The story swirling around her, that she parlayed a family story that she's 1/32 Cherokee into a professorship at Harvard Law, reeks of liberal privilege and hypocrisy to those that have a sensitive nose for that kind of stuff. I'm a little more understanding because my family has its stories too--that the unusual shape of my eyes (and my son's eyes) came from a Cossack raping a woman ancestor, probably in Ukraine. Lovely story, isn't it? So I'm attuned to family lore as lore, not as a lie used for advancement.
Story or Non-Story?
However, to others it stinks of the special favors that the liberal diversity police hand out to minorities and those white liberals who'll talk the diversity jive and even lie to claim some of the spoils for themselves. So if you're a libertarian or conservative partisan, you may love this story.Me, I hate this story. It's a reminder of a dirty little secret in academia (which is my background), that it's hard to tell which professors are great because there's too much hype about too many of them; most of it undeserved; and all of it deeply envied by professors not benefiting from false hype. I grew up in this hot house world, and happily escaped it for industry at the first possible moment. So this has been a regrettable reminder of that world. (To be fair, it's often hard to tell which executives are good, and which only middling, which employee should get the promotion, which candidate should get the nomination, etc. So this problem isn't just a problem in academia.)
Those Little Lies
This story is also a reminder of how stupid little lies can cost you. Warren should have said that Harvard was (or might be) calling her a Native American right after she talked nationally about having a little Cherokee blood. Instead, she let the doubts surface and grow, whatever those doubts are.So what are those doubts? That Elizabeth Warren isn't qualified for her position? She has quite a resume, especially work on consumer credit and bankruptcy law. So she herself has provided the easiest ammunition to use against her, distracting from her qualifications.

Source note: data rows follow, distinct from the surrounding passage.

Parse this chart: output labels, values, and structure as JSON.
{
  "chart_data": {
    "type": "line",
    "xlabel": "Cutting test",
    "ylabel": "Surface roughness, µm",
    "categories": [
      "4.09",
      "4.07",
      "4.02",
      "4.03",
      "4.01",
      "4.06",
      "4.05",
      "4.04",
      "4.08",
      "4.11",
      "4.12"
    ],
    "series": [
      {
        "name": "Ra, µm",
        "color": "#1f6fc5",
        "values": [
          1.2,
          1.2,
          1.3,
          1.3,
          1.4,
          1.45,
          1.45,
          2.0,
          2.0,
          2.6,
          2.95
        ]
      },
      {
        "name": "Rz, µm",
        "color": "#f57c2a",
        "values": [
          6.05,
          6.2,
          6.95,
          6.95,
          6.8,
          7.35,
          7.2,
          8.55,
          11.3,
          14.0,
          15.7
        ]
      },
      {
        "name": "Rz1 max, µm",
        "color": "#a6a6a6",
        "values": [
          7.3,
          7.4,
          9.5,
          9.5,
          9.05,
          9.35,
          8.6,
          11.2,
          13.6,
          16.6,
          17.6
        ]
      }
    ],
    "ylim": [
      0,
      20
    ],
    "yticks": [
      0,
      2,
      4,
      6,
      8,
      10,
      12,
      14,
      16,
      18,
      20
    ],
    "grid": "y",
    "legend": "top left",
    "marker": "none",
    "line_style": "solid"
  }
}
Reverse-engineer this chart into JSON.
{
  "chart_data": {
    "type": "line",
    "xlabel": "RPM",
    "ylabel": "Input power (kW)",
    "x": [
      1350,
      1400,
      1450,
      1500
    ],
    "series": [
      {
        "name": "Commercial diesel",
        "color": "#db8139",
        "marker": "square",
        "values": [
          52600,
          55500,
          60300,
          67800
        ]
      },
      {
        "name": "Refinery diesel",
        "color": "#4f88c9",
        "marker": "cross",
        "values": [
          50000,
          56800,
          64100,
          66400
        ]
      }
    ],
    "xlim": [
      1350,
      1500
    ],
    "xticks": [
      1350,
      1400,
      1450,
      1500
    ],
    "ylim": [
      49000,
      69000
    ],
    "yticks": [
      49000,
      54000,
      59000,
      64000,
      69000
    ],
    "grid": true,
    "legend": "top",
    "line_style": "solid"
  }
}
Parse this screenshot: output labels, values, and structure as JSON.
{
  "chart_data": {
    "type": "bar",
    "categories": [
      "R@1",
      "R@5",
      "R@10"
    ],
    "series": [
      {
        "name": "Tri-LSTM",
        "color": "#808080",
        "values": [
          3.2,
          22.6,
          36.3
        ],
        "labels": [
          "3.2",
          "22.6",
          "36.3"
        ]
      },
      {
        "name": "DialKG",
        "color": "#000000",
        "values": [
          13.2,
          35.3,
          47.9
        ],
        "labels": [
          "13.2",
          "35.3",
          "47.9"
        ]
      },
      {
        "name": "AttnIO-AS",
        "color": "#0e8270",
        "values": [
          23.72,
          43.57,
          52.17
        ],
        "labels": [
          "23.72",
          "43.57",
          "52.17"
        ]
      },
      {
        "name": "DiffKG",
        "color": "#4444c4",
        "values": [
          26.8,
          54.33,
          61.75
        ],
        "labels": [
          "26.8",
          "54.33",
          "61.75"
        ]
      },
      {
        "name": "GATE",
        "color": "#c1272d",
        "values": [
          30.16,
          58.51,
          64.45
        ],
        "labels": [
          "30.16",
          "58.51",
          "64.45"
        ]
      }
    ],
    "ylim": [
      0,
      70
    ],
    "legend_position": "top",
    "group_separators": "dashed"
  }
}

It reminds me how Bill Clinton gave the Republicans their best ammunition when he got that blow job from Monica Lewinsky. No blow job, no year long distraction, no impeachment. Ms. Warren, please come clean faster, don't fight it, and don't hand anymore noisy stories to the GOP. Hopefully you and Scott Brown can get back to the issues, please!
What's really behind this plain face?
Photo: salon.com
7 comments:
I've been surprised by the number of progressives who believe that one can be a minority based only on "family lore."
On the one hand, this disgusts me -- on the other hand, it may be a sign that we really are getting closer to the point where race doesn't matter.
@Couves, since you've volunteered that it "disgusts" you, can you tell me why? This is for my edification, if you don't mind.
It disgusts me because actual minorities are frequently subjected to prejudice and historical, inter-generational mistreatment that often still lives with them today in various ways. If nearly everyone can find some plausible claim to minority status based on family history, then we really lose sight of these legitimate social problems in our society.
I thought that's what progressives believe. Heck, I believe it, and I'm hardly a progressive. Either they're evolving beyond their core beliefs or progressives will conveniently shed their principles when it threatens their hold on power.
Universities (and some other employers) are required to present statistics on the number of "minority" employees, students, etc., and more is better. Thus the excessive focus on genetic background, because that it how the counts are done--easy to check off and unambiguous. However, genetic background does not necessarily correspond with socio-economic consequences of historic discrimination. So persons who come from wealth and privilege can count as "minority," and universities (like other employers) like them because culturally they fit in. At the same time, persons who have suffered from socio-economic prejudice, such as rural whites or Muslims of Middle Eastern heritage, don't count as "minority" even though they find it difficult to compete with the children of the white,Christian middle class suburbs. The categories are too crude, and they have been reified by generations of government policy.
@Anon and Couves, it seems like any system where there are advantages (all of them except perfect randomness), some people will try to game the system to collect the advantage. I don't know if it's mathematically impossible to prevent this, but it sure seems to be a historical truth that it's impossible.
What to do in light of this? I can't say now because I'm too depressed about the situation.
It's discouraging to know that we still aren't beyond the nitpicking. We are still shining a light into every slightly dusty corner of someone's life and discarding everything they stand for based on some incredibly small or superfluous claim or action.
We are all waiting for that superhero, that paragon of virtue who will save the human race from a) extinction, b) corporatocracy c) liberal extremism, d) atheism/secular humanism, e) climate change/global warming, and f) the other side. Mark any or all of the above.
We find whatever little distracting comment or aside, we spin it and then we spit it back out blown out of proportion and completely unrecognizable on the other end.
This is brilliant sleight of hand on the part of the politicians who have nothing to offer and present the other side as damaged goods in order to make their own lack of humanity seem valid.
It's years later, and Warren is looking better to me, perhaps in contrast to so many other politicians who lack the chops to consider real policy. She's much sharper than so many who are running.